Un cadre de dialogue inédit
Face à la prolifération des opérateurs informels, l’ARTF a sollicité la médiation du CSIC, représentant influent de la communauté musulmane, pour faciliter les échanges. L’objectif est double : inviter les opérateurs illégaux à régulariser leur situation sans recourir à une répression immédiate, tout en soulignant les risques juridiques encourus. « Nous privilégions la sensibilisation et l’accompagnement, car beaucoup d’opérateurs méconnaissent les nouvelles exigences légales », a indiqué une source proche de l’ARTF.

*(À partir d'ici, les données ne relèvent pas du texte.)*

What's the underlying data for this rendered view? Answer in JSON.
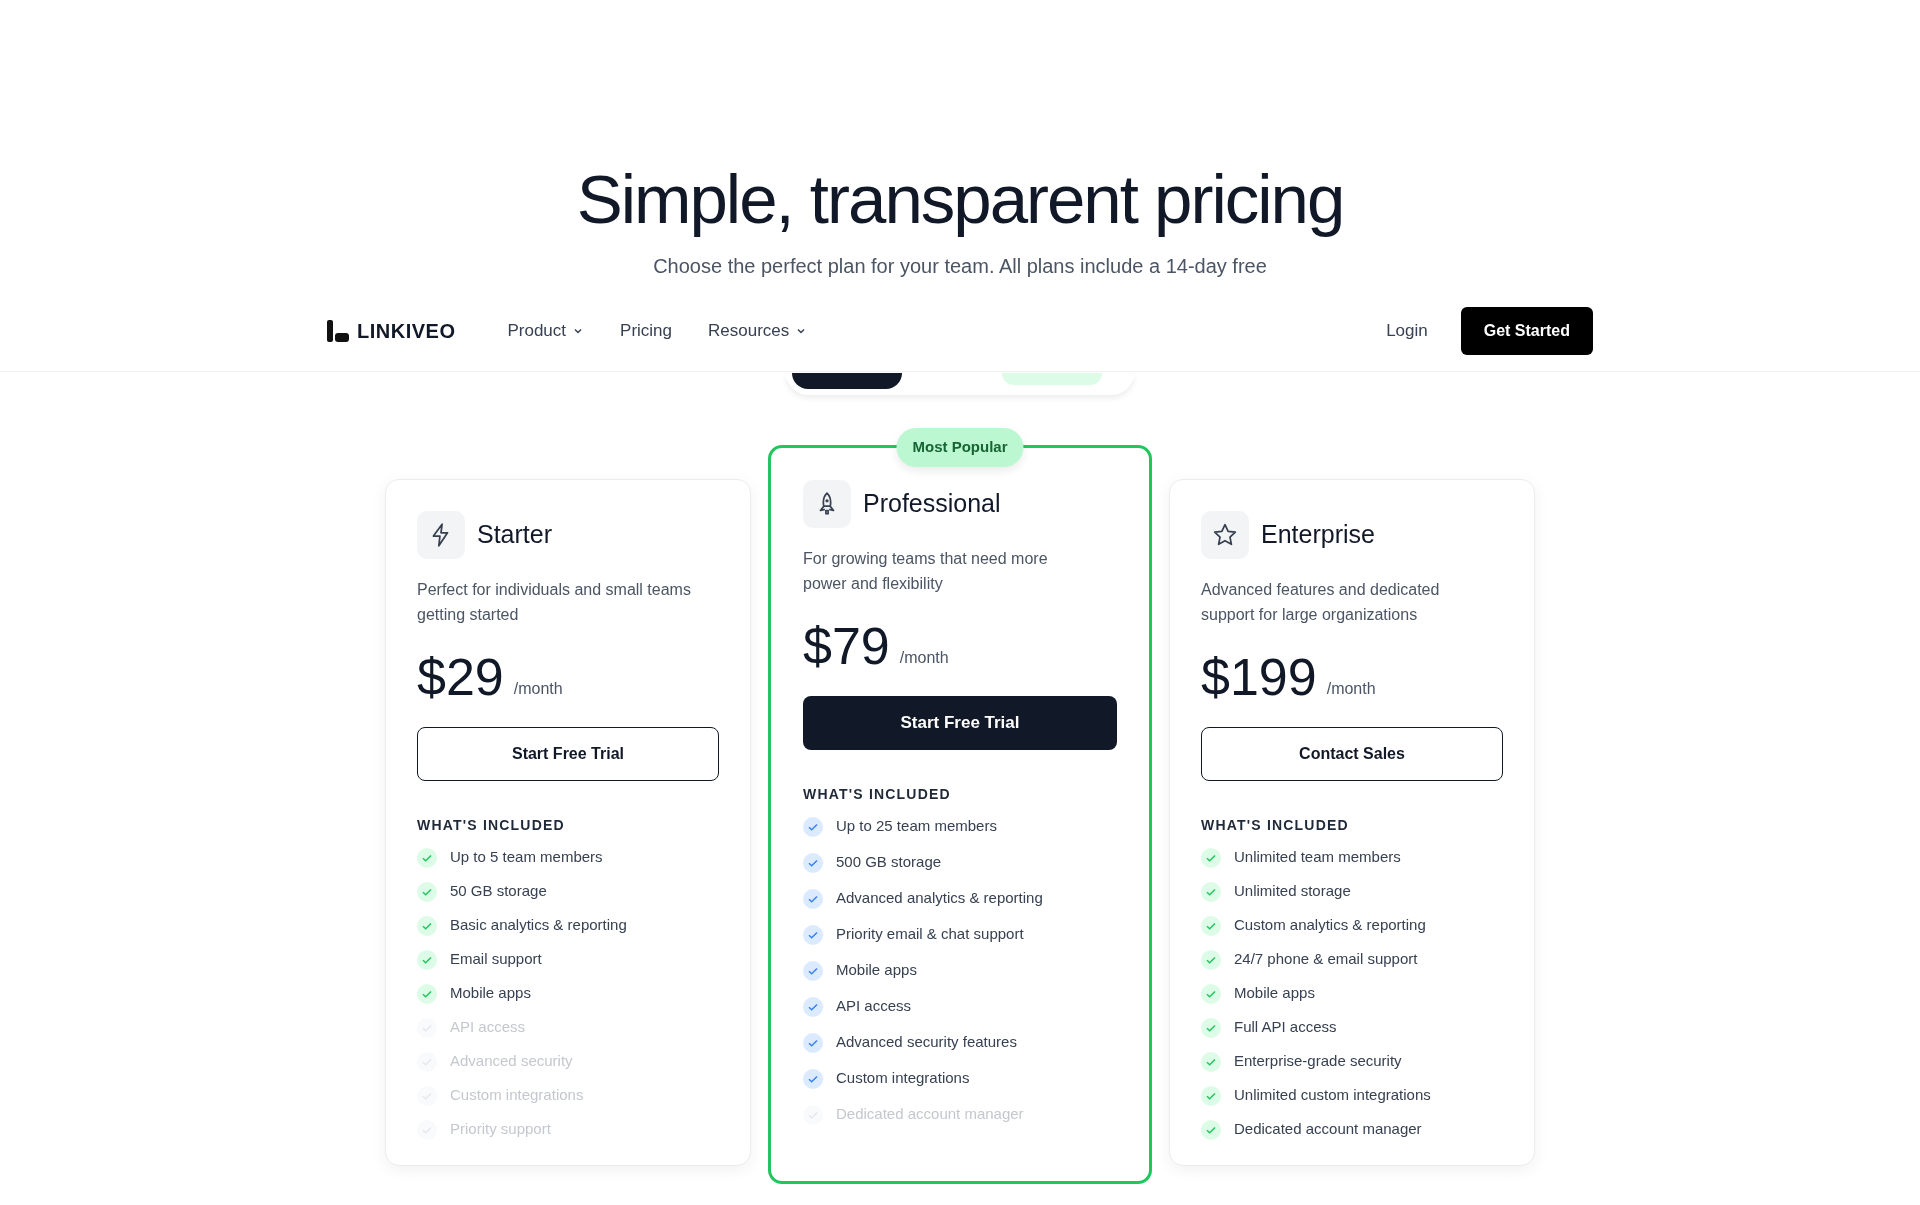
{
  "hero": {
    "title": "Simple, transparent pricing",
    "subtitle": "Choose the perfect plan for your team. All plans include a 14-day free"
  },
  "nav": {
    "logo": "LINKIVEO",
    "links": [
      {
        "label": "Product",
        "dropdown": true
      },
      {
        "label": "Pricing",
        "dropdown": false
      },
      {
        "label": "Resources",
        "dropdown": true
      }
    ],
    "login": "Login",
    "cta": "Get Started"
  },
  "plans": [
    {
      "name": "Starter",
      "description": "Perfect for individuals and small teams getting started",
      "price": "$29",
      "period": "/month",
      "button": "Start Free Trial",
      "highlighted": false,
      "features_heading": "WHAT'S INCLUDED",
      "features": [
        {
          "label": "Up to 5 team members",
          "included": true
        },
        {
          "label": "50 GB storage",
          "included": true
        },
        {
          "label": "Basic analytics & reporting",
          "included": true
        },
        {
          "label": "Email support",
          "included": true
        },
        {
          "label": "Mobile apps",
          "included": true
        },
        {
          "label": "API access",
          "included": false
        },
        {
          "label": "Advanced security",
          "included": false
        },
        {
          "label": "Custom integrations",
          "included": false
        },
        {
          "label": "Priority support",
          "included": false
        }
      ]
    },
    {
      "name": "Professional",
      "badge": "Most Popular",
      "description": "For growing teams that need more power and flexibility",
      "price": "$79",
      "period": "/month",
      "button": "Start Free Trial",
      "highlighted": true,
      "features_heading": "WHAT'S INCLUDED",
      "features": [
        {
          "label": "Up to 25 team members",
          "included": true
        },
        {
          "label": "500 GB storage",
          "included": true
        },
        {
          "label": "Advanced analytics & reporting",
          "included": true
        },
        {
          "label": "Priority email & chat support",
          "included": true
        },
        {
          "label": "Mobile apps",
          "included": true
        },
        {
          "label": "API access",
          "included": true
        },
        {
          "label": "Advanced security features",
          "included": true
        },
        {
          "label": "Custom integrations",
          "included": true
        },
        {
          "label": "Dedicated account manager",
          "included": false
        }
      ]
    },
    {
      "name": "Enterprise",
      "description": "Advanced features and dedicated support for large organizations",
      "price": "$199",
      "period": "/month",
      "button": "Contact Sales",
      "highlighted": false,
      "features_heading": "WHAT'S INCLUDED",
      "features": [
        {
          "label": "Unlimited team members",
          "included": true
        },
        {
          "label": "Unlimited storage",
          "included": true
        },
        {
          "label": "Custom analytics & reporting",
          "included": true
        },
        {
          "label": "24/7 phone & email support",
          "included": true
        },
        {
          "label": "Mobile apps",
          "included": true
        },
        {
          "label": "Full API access",
          "included": true
        },
        {
          "label": "Enterprise-grade security",
          "included": true
        },
        {
          "label": "Unlimited custom integrations",
          "included": true
        },
        {
          "label": "Dedicated account manager",
          "included": true
        }
      ]
    }
  ]
}
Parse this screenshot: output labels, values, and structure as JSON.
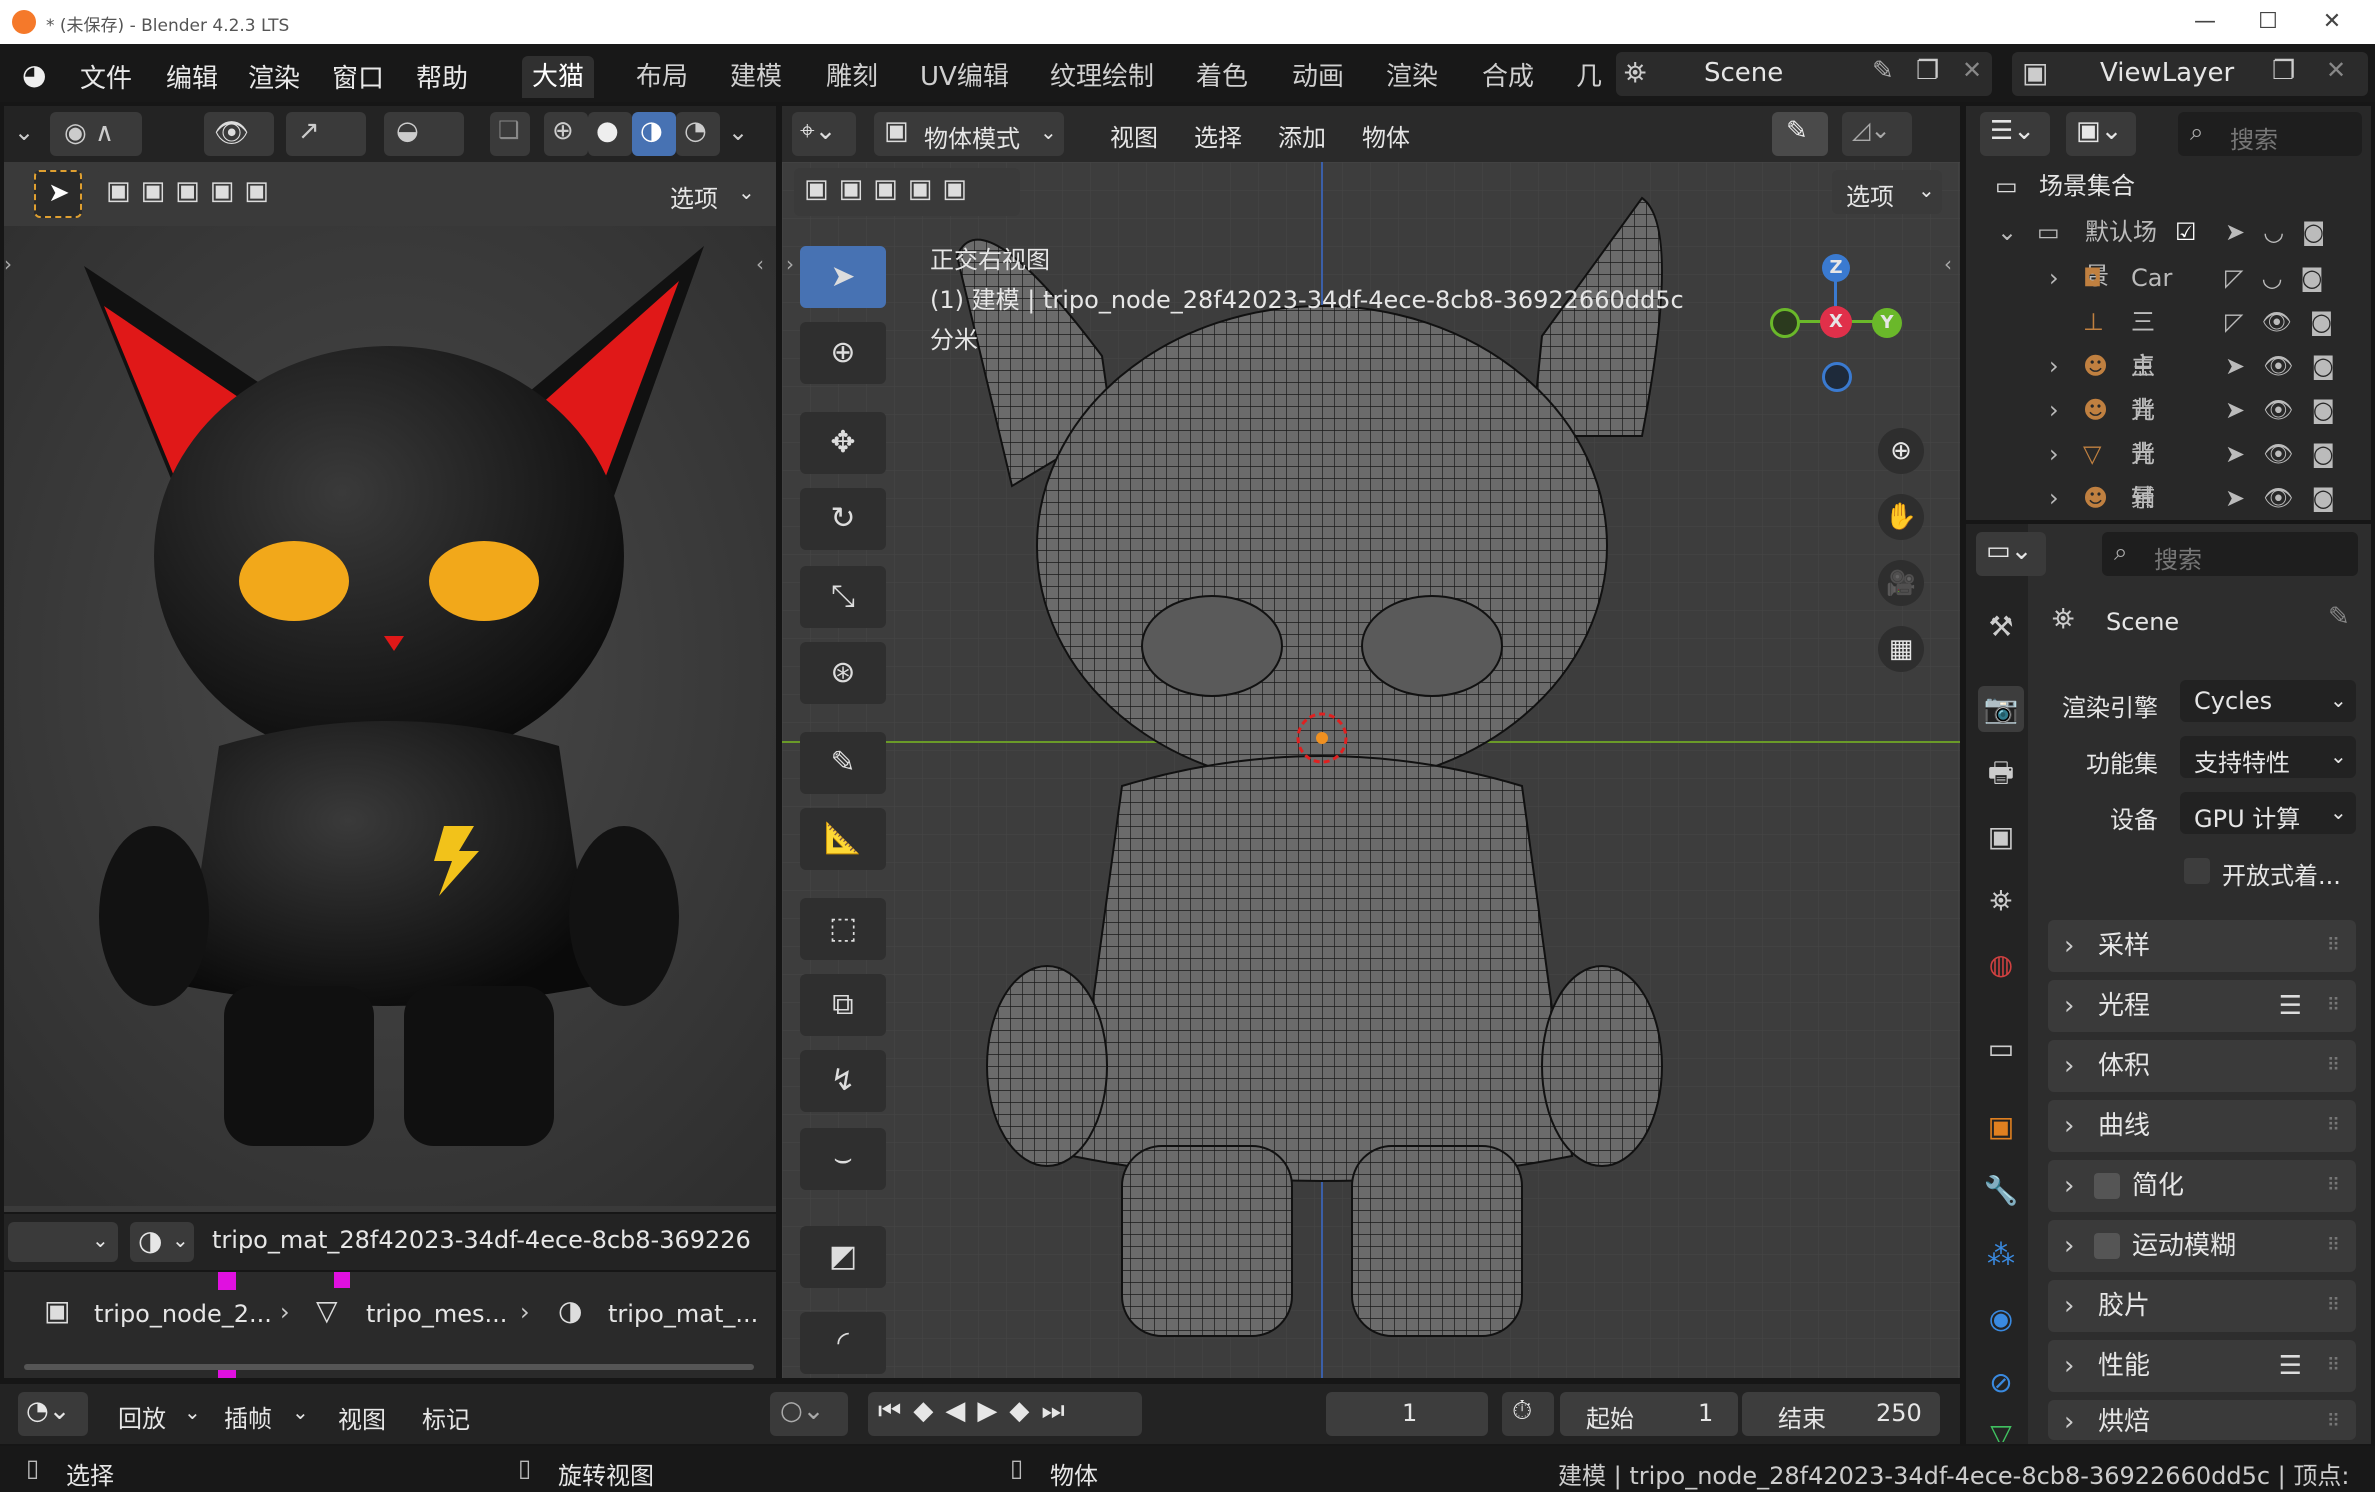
{
  "window": {
    "title": "* (未保存) - Blender 4.2.3 LTS",
    "minimize": "—",
    "maximize": "☐",
    "close": "✕"
  },
  "menu": {
    "items": [
      "文件",
      "编辑",
      "渲染",
      "窗口",
      "帮助"
    ]
  },
  "workspaces": [
    "大猫",
    "布局",
    "建模",
    "雕刻",
    "UV编辑",
    "纹理绘制",
    "着色",
    "动画",
    "渲染",
    "合成",
    "几"
  ],
  "scene": {
    "name": "Scene"
  },
  "view_layer": {
    "name": "ViewLayer"
  },
  "left_viewport": {
    "options": "选项"
  },
  "main_viewport": {
    "mode": "物体模式",
    "menus": [
      "视图",
      "选择",
      "添加",
      "物体"
    ],
    "options": "选项",
    "overlay_lines": [
      "正交右视图",
      "(1) 建模 | tripo_node_28f42023-34df-4ece-8cb8-36922660dd5c",
      "分米"
    ],
    "gizmo": {
      "z": "Z",
      "x": "X",
      "y": "Y"
    }
  },
  "material_bar": {
    "material": "tripo_mat_28f42023-34df-4ece-8cb8-369226"
  },
  "breadcrumb": {
    "node": "tripo_node_2...",
    "mesh": "tripo_mes...",
    "mat": "tripo_mat_..."
  },
  "outliner": {
    "search_placeholder": "搜索",
    "root": "场景集合",
    "rows": [
      "默认场景",
      "Car",
      "三点",
      "主光",
      "背光",
      "背景",
      "辅光"
    ]
  },
  "properties": {
    "search_placeholder": "搜索",
    "scene": "Scene",
    "render_engine_label": "渲染引擎",
    "render_engine": "Cycles",
    "feature_set_label": "功能集",
    "feature_set": "支持特性",
    "device_label": "设备",
    "device": "GPU 计算",
    "osl": "开放式着...",
    "panels": [
      "采样",
      "光程",
      "体积",
      "曲线",
      "简化",
      "运动模糊",
      "胶片",
      "性能",
      "烘焙"
    ]
  },
  "timeline": {
    "playback": "回放",
    "keying": "插帧",
    "view": "视图",
    "marker": "标记",
    "current_frame": "1",
    "start_label": "起始",
    "start": "1",
    "end_label": "结束",
    "end": "250"
  },
  "status": {
    "select": "选择",
    "rotate": "旋转视图",
    "object": "物体",
    "info": "建模 | tripo_node_28f42023-34df-4ece-8cb8-36922660dd5c | 顶点:"
  }
}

Les discussions ont notamment porté sur les modalités de transition vers un cadre légal, avec la promesse d’un soutien administratif pour les structures désireuses de se conformer. Le CSIC a joué un rôle clé en rappelant les principes éthiques des transactions financières, en phase avec les valeurs prônées par la loi.
Les enjeux de la régularisation
La loi de finances 2026 vise à renforcer la traçabilité des flux financiers, à protéger les consommateurs contre les abus et à augmenter les recettes fiscales. Le secteur des transferts de fonds, en pleine expansion au Congo, représente un enjeu économique majeur. En assainissant le marché, les autorités espèrent attirer des investissements et garantir une concurrence loyale.
À l’issue de la réunion, un calendrier de travail a été établi pour des rencontres sectorielles, avec l’engagement du CSIC à poursuivre son rôle de facilitateur. « Cette initiative marque un tournant dans la régulation du secteur, en misant sur le dialogue plutôt que sur la sanction », a commenté un observateur. Les prochaines semaines diront si les opérateurs illégaux répondent à cet appel à la conformité.